Most books quote the same numbers, so I am guessing there is a common source.

 

[Astronuc]

Yes, it can be calculated for singe nucleus.

My question is, how is the value calculated for H2O and D2O?
Most books quote the same numbers, so I am guessing there is a common source.

It goes back to the 1950s. My copy of Nuclear Reactor Engineering by Samuel Glasstone and Alexander Sesonske, published by D. Van Nostrand, 1955, 1963, has the definition of the collision parameter. I suspect the calculation was done during the early 1950s and probably resides in an AEC report, or it could have been described in a journal like Nucleonics. Glasstone and Sesonske (GS) provide the background similar to the descriptions found in Lamarsh's texts, Duderstadt and Hamilton (Nuclear Reactor Analysis, Wiley, 1976), and Weston Stacey's Nuclear Reactor Physics (Wiley, 2001, 2004).

Interestingly, GS do not provide a reference to the theory development.
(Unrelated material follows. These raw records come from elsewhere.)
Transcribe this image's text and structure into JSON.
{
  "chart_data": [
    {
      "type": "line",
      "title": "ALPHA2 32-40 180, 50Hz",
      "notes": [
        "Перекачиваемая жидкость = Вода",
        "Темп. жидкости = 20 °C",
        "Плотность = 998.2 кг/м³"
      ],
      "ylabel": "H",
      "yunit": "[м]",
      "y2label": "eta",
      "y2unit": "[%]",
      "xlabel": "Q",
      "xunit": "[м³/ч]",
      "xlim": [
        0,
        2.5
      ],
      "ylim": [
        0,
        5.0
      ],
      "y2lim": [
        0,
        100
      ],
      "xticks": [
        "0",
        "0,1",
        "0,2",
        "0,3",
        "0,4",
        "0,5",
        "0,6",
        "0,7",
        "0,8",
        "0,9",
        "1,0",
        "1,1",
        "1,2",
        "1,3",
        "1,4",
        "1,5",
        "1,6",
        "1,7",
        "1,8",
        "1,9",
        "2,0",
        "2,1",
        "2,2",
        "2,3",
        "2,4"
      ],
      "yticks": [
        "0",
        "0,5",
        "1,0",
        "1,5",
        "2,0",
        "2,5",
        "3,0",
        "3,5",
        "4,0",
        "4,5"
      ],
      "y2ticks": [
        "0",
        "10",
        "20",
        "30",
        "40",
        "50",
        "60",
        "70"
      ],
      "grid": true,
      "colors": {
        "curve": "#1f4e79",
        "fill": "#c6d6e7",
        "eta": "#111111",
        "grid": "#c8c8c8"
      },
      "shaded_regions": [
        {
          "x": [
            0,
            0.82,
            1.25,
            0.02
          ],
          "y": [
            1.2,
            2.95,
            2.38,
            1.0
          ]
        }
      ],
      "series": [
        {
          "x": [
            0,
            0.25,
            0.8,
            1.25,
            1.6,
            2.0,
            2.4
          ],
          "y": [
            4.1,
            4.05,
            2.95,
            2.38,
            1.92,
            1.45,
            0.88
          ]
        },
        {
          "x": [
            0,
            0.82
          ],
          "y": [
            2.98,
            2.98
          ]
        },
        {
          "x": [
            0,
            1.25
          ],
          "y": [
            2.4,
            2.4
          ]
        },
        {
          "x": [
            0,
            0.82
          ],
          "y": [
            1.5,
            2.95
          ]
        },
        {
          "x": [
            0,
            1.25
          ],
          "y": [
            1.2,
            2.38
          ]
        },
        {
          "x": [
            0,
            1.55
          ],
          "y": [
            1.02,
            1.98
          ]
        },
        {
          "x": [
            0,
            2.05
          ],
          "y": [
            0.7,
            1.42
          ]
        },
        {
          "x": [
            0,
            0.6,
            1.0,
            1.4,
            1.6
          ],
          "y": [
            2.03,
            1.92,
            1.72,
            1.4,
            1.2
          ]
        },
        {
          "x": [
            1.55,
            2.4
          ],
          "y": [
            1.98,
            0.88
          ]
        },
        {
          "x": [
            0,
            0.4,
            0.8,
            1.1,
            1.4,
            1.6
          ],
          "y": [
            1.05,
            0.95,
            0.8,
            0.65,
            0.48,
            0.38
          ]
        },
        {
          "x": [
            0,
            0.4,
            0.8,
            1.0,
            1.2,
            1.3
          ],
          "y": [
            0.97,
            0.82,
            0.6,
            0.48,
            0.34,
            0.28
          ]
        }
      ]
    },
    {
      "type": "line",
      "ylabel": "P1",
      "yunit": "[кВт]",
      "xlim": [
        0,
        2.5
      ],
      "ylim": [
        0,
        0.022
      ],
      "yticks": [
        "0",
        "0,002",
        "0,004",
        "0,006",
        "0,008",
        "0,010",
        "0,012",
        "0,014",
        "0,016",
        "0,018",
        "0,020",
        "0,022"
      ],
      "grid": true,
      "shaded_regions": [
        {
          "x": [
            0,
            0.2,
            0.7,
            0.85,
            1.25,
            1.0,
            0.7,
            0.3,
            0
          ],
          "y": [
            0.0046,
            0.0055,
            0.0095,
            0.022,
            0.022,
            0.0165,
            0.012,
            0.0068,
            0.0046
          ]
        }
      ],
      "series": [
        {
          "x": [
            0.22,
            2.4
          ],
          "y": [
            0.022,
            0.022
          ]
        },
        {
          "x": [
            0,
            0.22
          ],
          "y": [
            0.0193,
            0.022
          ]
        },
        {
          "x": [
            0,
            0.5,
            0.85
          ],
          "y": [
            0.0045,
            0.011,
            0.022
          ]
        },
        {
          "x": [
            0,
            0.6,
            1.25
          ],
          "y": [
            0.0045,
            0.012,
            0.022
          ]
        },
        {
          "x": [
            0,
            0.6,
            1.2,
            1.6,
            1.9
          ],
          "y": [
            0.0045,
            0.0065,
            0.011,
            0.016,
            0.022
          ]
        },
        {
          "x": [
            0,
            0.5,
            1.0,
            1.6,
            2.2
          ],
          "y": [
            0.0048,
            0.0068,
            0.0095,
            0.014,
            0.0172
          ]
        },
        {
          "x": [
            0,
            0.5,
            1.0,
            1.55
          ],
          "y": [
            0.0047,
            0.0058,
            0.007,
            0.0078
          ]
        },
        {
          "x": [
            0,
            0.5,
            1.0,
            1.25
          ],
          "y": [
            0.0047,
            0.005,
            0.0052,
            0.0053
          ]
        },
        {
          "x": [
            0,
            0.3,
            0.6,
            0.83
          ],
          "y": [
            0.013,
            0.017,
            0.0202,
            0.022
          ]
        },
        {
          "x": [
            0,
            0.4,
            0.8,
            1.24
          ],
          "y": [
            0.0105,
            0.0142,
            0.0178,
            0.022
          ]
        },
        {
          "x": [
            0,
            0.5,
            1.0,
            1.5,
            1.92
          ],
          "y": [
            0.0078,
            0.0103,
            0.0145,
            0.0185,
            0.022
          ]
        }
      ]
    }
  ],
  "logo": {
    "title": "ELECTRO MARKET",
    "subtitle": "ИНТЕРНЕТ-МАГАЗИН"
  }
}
It seems to be rather basic classical mechanics, at least, for a neutron scattering off a single atom, and they assume it's pretty straightforward.

The collision parameter is mentioned in this 1962 report -
http://web.ornl.gov/info/reports/1962/3445605700195.pdf

Another parameter of interest is the average logarithmic energy decrement per collision, ξ, which is defined by

ξ = 1 + (α ln α)/(1-α) ~ 2 / (A +2/3)

GS has an expression for the mean ξ for a compound, which I will post later.
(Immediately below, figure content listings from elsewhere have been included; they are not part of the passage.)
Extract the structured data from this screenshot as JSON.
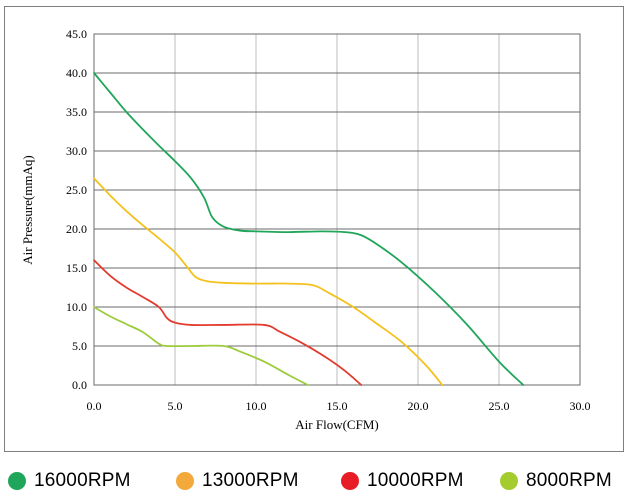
{
  "chart_data": {
    "type": "line",
    "xlabel": "Air Flow(CFM)",
    "ylabel": "Air Pressure(mmAq)",
    "xlim": [
      0,
      30
    ],
    "ylim": [
      0,
      45
    ],
    "xticks": [
      "0.0",
      "5.0",
      "10.0",
      "15.0",
      "20.0",
      "25.0",
      "30.0"
    ],
    "yticks": [
      "0.0",
      "5.0",
      "10.0",
      "15.0",
      "20.0",
      "25.0",
      "30.0",
      "35.0",
      "40.0",
      "45.0"
    ],
    "grid": true,
    "legend_position": "bottom",
    "series": [
      {
        "name": "16000RPM",
        "color": "#1fa65a",
        "x": [
          0,
          1,
          2,
          3,
          4,
          5,
          6,
          6.8,
          7.3,
          8,
          9,
          10,
          12,
          14,
          15.5,
          16.5,
          17.5,
          19,
          21,
          23,
          25,
          26.5
        ],
        "y": [
          40,
          37.5,
          35,
          32.8,
          30.7,
          28.7,
          26.5,
          24,
          21.5,
          20.3,
          19.8,
          19.7,
          19.6,
          19.7,
          19.6,
          19.2,
          18,
          15.7,
          12,
          7.8,
          3,
          0
        ]
      },
      {
        "name": "13000RPM",
        "color": "#f4c11e",
        "x": [
          0,
          1,
          2,
          3,
          4,
          5,
          5.8,
          6.3,
          7,
          8,
          10,
          12,
          13.5,
          14.5,
          16,
          17.5,
          19,
          20.5,
          21.5
        ],
        "y": [
          26.5,
          24.3,
          22.3,
          20.5,
          18.8,
          17,
          15,
          13.8,
          13.3,
          13.1,
          13,
          13,
          12.8,
          11.8,
          10,
          7.8,
          5.5,
          2.5,
          0
        ]
      },
      {
        "name": "10000RPM",
        "color": "#e23b2f",
        "x": [
          0,
          1,
          2,
          3,
          4,
          4.5,
          5,
          6,
          8,
          10.5,
          11.5,
          13,
          14.5,
          15.5,
          16.5
        ],
        "y": [
          16,
          14,
          12.5,
          11.3,
          10,
          8.6,
          8,
          7.7,
          7.7,
          7.7,
          6.8,
          5.2,
          3.3,
          1.8,
          0
        ]
      },
      {
        "name": "8000RPM",
        "color": "#9ccc3c",
        "x": [
          0,
          1,
          2,
          3,
          4,
          4.5,
          6,
          8,
          9,
          10.5,
          12,
          13.2
        ],
        "y": [
          10,
          8.8,
          7.8,
          6.8,
          5.3,
          5,
          5,
          5,
          4.3,
          3,
          1.3,
          0
        ]
      }
    ]
  },
  "legend": [
    {
      "label": "16000RPM",
      "color": "#1fa65a"
    },
    {
      "label": "13000RPM",
      "color": "#f4a93b"
    },
    {
      "label": "10000RPM",
      "color": "#e81c24"
    },
    {
      "label": "8000RPM",
      "color": "#a4cc2e"
    }
  ]
}
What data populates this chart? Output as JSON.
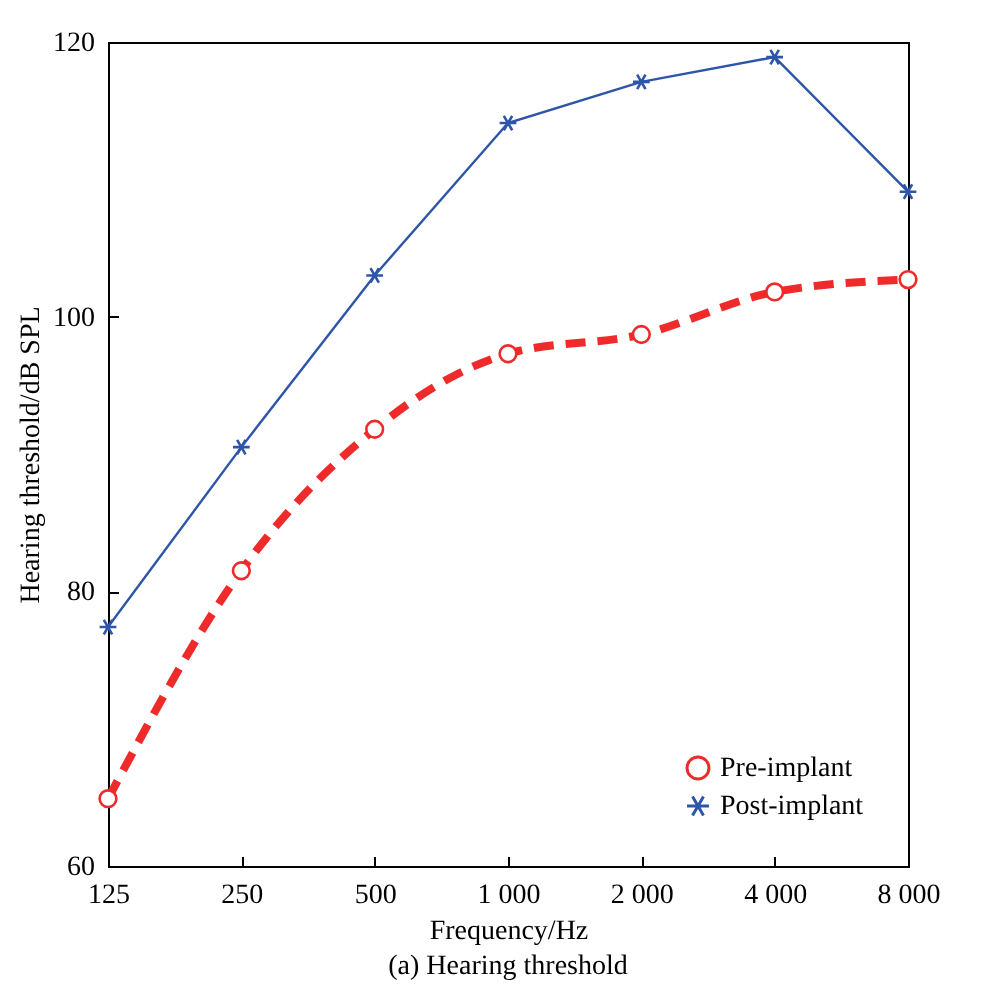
{
  "chart_data": {
    "type": "line",
    "title": "(a) Hearing threshold",
    "xlabel": "Frequency/Hz",
    "ylabel": "Hearing threshold/dB SPL",
    "categories": [
      "125",
      "250",
      "500",
      "1 000",
      "2 000",
      "4 000",
      "8 000"
    ],
    "series": [
      {
        "name": "Pre-implant",
        "color": "#ee2a2a",
        "marker": "circle",
        "line_style": "dashed",
        "values": [
          64.9,
          81.5,
          91.8,
          97.3,
          98.7,
          101.8,
          102.7
        ]
      },
      {
        "name": "Post-implant",
        "color": "#2d55a8",
        "marker": "cross",
        "line_style": "solid",
        "values": [
          77.4,
          90.5,
          103.0,
          114.1,
          117.1,
          118.9,
          109.1
        ]
      }
    ],
    "ylim": [
      60,
      120
    ],
    "yticks": [
      60,
      80,
      100,
      120
    ],
    "grid": false,
    "legend": "bottom right"
  }
}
Other texts which might have the theory are:
S. Glasstone and M. C. Edlund, "The Elements of Nuclear Reactor Theory," D. Van Nostrand Co, 1952
R. V. Meghreblian and D. K. Holmes, "Reactor Analysis," McGraw-Hill Book Co, 1960
A. M. Weinberg and E. P. Wigner, "The Physical Theory of Neutron Chain Reactors," University of Chicago Press, 1958

I don't have these books, but I did use them back in the 1970s. They were in the university library.

The collision parameter is given a cursory treatment in the text by George I. Bell and Samuel Glasstone, Nuclear Reactor Theory, Robert E. Krieger Publishing Co., 1968, 1970, 1974, 1982, which provides neutron transport theory. Chapter 7, Neutron Thermalization, discusses neutron scattering, including theory applied to graphite and water as moderators. I'll have to see if they reference some of the early theoretical work.

 

[Hologram0110]

GS has an expression for the mean ξ for a compound, which I will post later.
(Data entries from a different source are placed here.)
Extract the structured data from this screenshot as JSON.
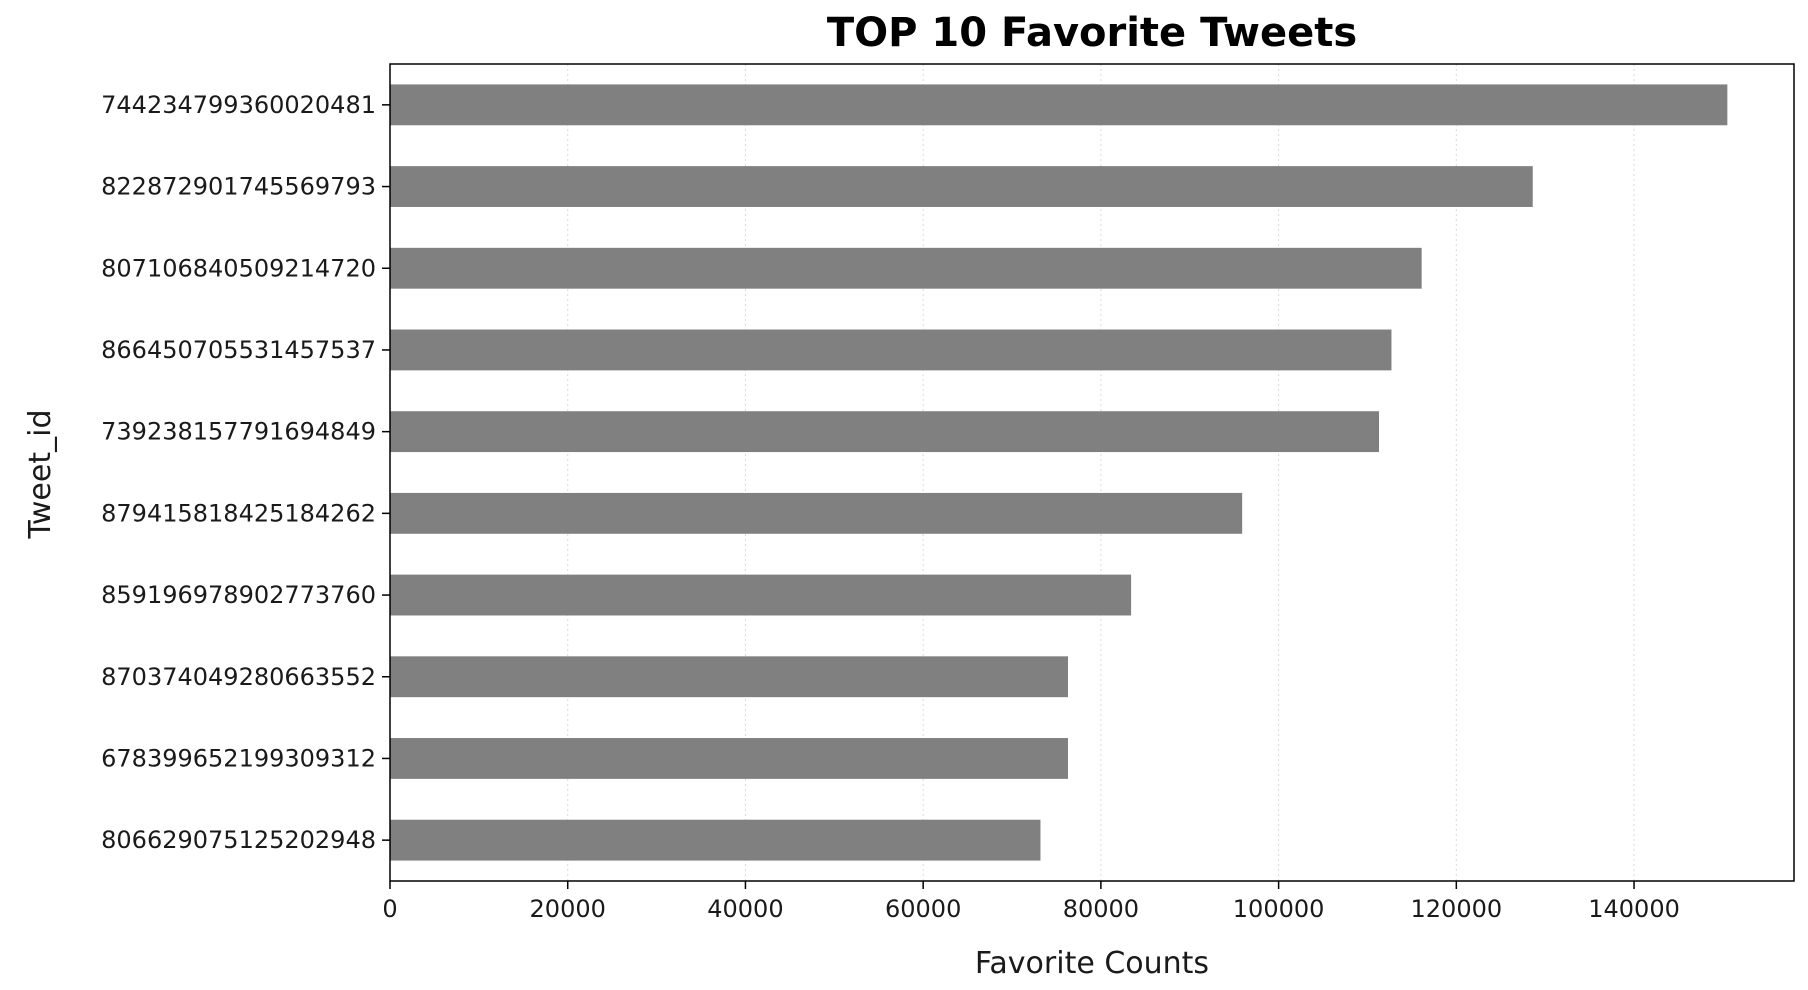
{
  "chart_data": {
    "type": "bar",
    "orientation": "horizontal",
    "title": "TOP 10 Favorite Tweets",
    "xlabel": "Favorite Counts",
    "ylabel": "Tweet_id",
    "categories": [
      "744234799360020481",
      "822872901745569793",
      "807106840509214720",
      "866450705531457537",
      "739238157791694849",
      "879415818425184262",
      "859196978902773760",
      "870374049280663552",
      "678399652199309312",
      "806629075125202948"
    ],
    "values": [
      150500,
      128600,
      116100,
      112700,
      111300,
      95900,
      83400,
      76300,
      76300,
      73200
    ],
    "xlim": [
      0,
      158000
    ],
    "xticks": [
      0,
      20000,
      40000,
      60000,
      80000,
      100000,
      120000,
      140000
    ],
    "bar_color": "#808080",
    "grid": {
      "x": true,
      "y": false,
      "color": "#d9d9d9",
      "style": "dotted"
    },
    "legend": "none"
  }
}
I was curious, so I checked my copy of GS (3rd Ed.) it is given on page 164 as eqn 3.58. It is simply the average of the logarithmic energy decrement for all isotopes in the compound weighted by their scattering cross-sections.

As Astronoc pointed out this relationship would break down for sufficiently low energy neutrons. At high energies the chemical binding energy is not significant enough to significantly change the results. However as the kinetic energy decreases this should become more and more significant. There would be significant complications scattering off a molecule because now you can introduce other types of energy into the system (like rotational and vibrational).

 

[Astronuc]

$\overline{\xi} = \frac{\Sigma_i (\sigma_{si} \xi_i)}{\Sigma_i\sigma_{si}}$

as Hologram0110 mentioned

so for H₂O
$\overline{\xi} = \frac{ 2\sigma_{sH} \xi_H + \sigma_{sO} \xi_O}{2\sigma_{sH} + \sigma_{sO} } = \frac{ 2\sigma_{sH} + \sigma_{sO} \xi_O}{2\sigma_{sH} + \sigma_{sO} }$

because $\xi_H = 1$